A large interest rate cut, like the one that Trump has repeatedly called for, would signal a financial emergency. The last time the Fed cut rates so dramatically was the early days of the Covid-19 pandemic, when the Fed slashed rates to near zero as the global economy came to a halt.

But the Fed remains on hold, thanks to Trump’s own dizzying array of tariffs. Powell said earlier this month that the Federal Reserve would have cut rates by now if Trump’s tariffs weren’t so substantial.

“In effect, we went on hold when we saw the size of the tariffs, and essentially all inflation forecasts for the United States went up materially as a consequence of the tariffs. We didn’t overreact. In fact, we didn’t react at all; we’re simply taking some time.”

If Powell was removed or the president attempted to fire him, it could have far-ranging impacts.

“In the unlikely event that Fed Chair Powell is removed or steps down before his term ends in May 2026,” U.S. government debt yields would likely surge, raising the cost for the government to borrow money, analysts at ING said Friday.
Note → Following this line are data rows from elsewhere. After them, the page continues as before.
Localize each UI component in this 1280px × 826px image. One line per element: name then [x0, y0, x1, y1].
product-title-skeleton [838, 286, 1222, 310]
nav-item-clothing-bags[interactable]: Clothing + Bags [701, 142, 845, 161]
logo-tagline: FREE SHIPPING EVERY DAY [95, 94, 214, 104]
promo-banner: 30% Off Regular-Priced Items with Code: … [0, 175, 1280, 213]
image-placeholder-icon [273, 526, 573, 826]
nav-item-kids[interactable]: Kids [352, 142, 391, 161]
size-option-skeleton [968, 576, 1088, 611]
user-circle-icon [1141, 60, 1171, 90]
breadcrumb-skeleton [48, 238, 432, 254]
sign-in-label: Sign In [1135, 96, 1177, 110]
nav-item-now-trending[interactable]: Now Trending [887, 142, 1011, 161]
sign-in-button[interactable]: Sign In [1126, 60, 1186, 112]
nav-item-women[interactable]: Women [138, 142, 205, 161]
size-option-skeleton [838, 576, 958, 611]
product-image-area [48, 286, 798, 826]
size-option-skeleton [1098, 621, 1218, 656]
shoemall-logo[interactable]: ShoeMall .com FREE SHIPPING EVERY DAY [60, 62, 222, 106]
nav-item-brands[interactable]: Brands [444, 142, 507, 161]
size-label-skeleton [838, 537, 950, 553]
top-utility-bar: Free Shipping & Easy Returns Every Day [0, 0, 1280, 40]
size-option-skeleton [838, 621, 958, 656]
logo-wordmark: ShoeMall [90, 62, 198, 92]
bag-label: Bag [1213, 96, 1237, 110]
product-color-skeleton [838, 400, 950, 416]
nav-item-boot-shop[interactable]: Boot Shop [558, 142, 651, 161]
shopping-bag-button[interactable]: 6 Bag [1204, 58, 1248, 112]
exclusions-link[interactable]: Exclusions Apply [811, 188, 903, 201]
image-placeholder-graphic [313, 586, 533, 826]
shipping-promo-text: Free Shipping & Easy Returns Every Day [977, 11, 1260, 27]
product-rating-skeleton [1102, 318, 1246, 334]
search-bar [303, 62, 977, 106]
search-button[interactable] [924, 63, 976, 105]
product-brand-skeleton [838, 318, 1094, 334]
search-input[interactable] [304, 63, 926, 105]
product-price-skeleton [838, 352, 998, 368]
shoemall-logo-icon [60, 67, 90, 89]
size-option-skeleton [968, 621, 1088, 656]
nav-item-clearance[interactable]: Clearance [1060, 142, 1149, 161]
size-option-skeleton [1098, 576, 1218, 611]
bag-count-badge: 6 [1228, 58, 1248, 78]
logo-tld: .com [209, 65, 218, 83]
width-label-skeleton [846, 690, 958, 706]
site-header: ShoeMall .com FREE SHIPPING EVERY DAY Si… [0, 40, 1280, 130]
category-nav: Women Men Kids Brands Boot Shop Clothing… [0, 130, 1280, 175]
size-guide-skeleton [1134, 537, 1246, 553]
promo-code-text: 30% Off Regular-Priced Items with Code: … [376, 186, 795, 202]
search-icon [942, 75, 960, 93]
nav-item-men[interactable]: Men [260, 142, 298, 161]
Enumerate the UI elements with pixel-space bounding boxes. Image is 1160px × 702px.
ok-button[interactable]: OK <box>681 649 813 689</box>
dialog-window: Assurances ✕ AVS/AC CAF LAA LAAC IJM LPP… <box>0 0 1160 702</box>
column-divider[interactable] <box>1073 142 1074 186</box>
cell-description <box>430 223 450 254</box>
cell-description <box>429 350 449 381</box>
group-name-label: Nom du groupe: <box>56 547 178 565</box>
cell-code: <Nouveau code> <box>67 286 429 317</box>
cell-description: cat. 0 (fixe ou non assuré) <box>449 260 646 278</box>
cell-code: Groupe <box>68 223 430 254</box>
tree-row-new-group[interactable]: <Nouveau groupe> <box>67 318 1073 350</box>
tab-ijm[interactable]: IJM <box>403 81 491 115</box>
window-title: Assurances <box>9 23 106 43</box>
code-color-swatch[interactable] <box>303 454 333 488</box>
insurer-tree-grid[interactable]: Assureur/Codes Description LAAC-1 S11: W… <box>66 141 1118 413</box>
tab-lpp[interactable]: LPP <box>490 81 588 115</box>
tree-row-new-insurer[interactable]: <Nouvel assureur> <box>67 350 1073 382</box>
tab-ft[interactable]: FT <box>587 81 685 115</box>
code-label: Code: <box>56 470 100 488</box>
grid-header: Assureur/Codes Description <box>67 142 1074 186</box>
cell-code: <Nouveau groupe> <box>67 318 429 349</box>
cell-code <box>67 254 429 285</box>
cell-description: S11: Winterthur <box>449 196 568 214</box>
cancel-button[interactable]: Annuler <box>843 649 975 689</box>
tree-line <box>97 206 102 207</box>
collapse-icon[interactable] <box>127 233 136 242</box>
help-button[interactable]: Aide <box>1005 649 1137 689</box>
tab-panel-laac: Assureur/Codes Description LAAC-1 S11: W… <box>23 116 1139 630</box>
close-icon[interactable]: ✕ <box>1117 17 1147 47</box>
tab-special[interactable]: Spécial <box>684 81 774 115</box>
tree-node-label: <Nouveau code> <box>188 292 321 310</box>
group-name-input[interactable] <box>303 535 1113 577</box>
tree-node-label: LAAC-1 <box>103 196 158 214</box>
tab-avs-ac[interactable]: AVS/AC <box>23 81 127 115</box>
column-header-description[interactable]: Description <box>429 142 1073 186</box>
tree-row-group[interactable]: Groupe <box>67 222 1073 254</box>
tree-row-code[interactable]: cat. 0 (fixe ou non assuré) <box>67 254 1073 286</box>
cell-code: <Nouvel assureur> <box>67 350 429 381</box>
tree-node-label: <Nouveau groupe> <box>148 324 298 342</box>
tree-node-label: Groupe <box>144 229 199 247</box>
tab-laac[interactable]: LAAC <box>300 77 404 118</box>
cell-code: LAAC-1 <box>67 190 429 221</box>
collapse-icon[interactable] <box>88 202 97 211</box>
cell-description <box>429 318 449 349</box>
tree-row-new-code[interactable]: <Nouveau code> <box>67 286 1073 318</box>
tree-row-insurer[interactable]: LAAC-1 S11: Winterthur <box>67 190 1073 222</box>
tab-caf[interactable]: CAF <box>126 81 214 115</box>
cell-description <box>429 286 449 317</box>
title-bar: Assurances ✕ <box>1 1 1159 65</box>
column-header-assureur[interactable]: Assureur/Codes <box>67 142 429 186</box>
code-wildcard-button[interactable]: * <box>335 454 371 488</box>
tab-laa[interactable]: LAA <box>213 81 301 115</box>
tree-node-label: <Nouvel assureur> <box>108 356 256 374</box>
Stocks would also “likely sell off” given that removal would be “an unprecedented event for the market to get its head around.”

ING analysts also wrote that the removal of the Fed chair could “trigger a new round of severe downward volatility in the dollar, and the damage would be there to stay.” A weaker dollar would make it more expensive for U.S. companies to import products from overseas and would even make it more expensive for Americans to travel abroad.

The Federal Reserve declined to comment on Vought’s letter.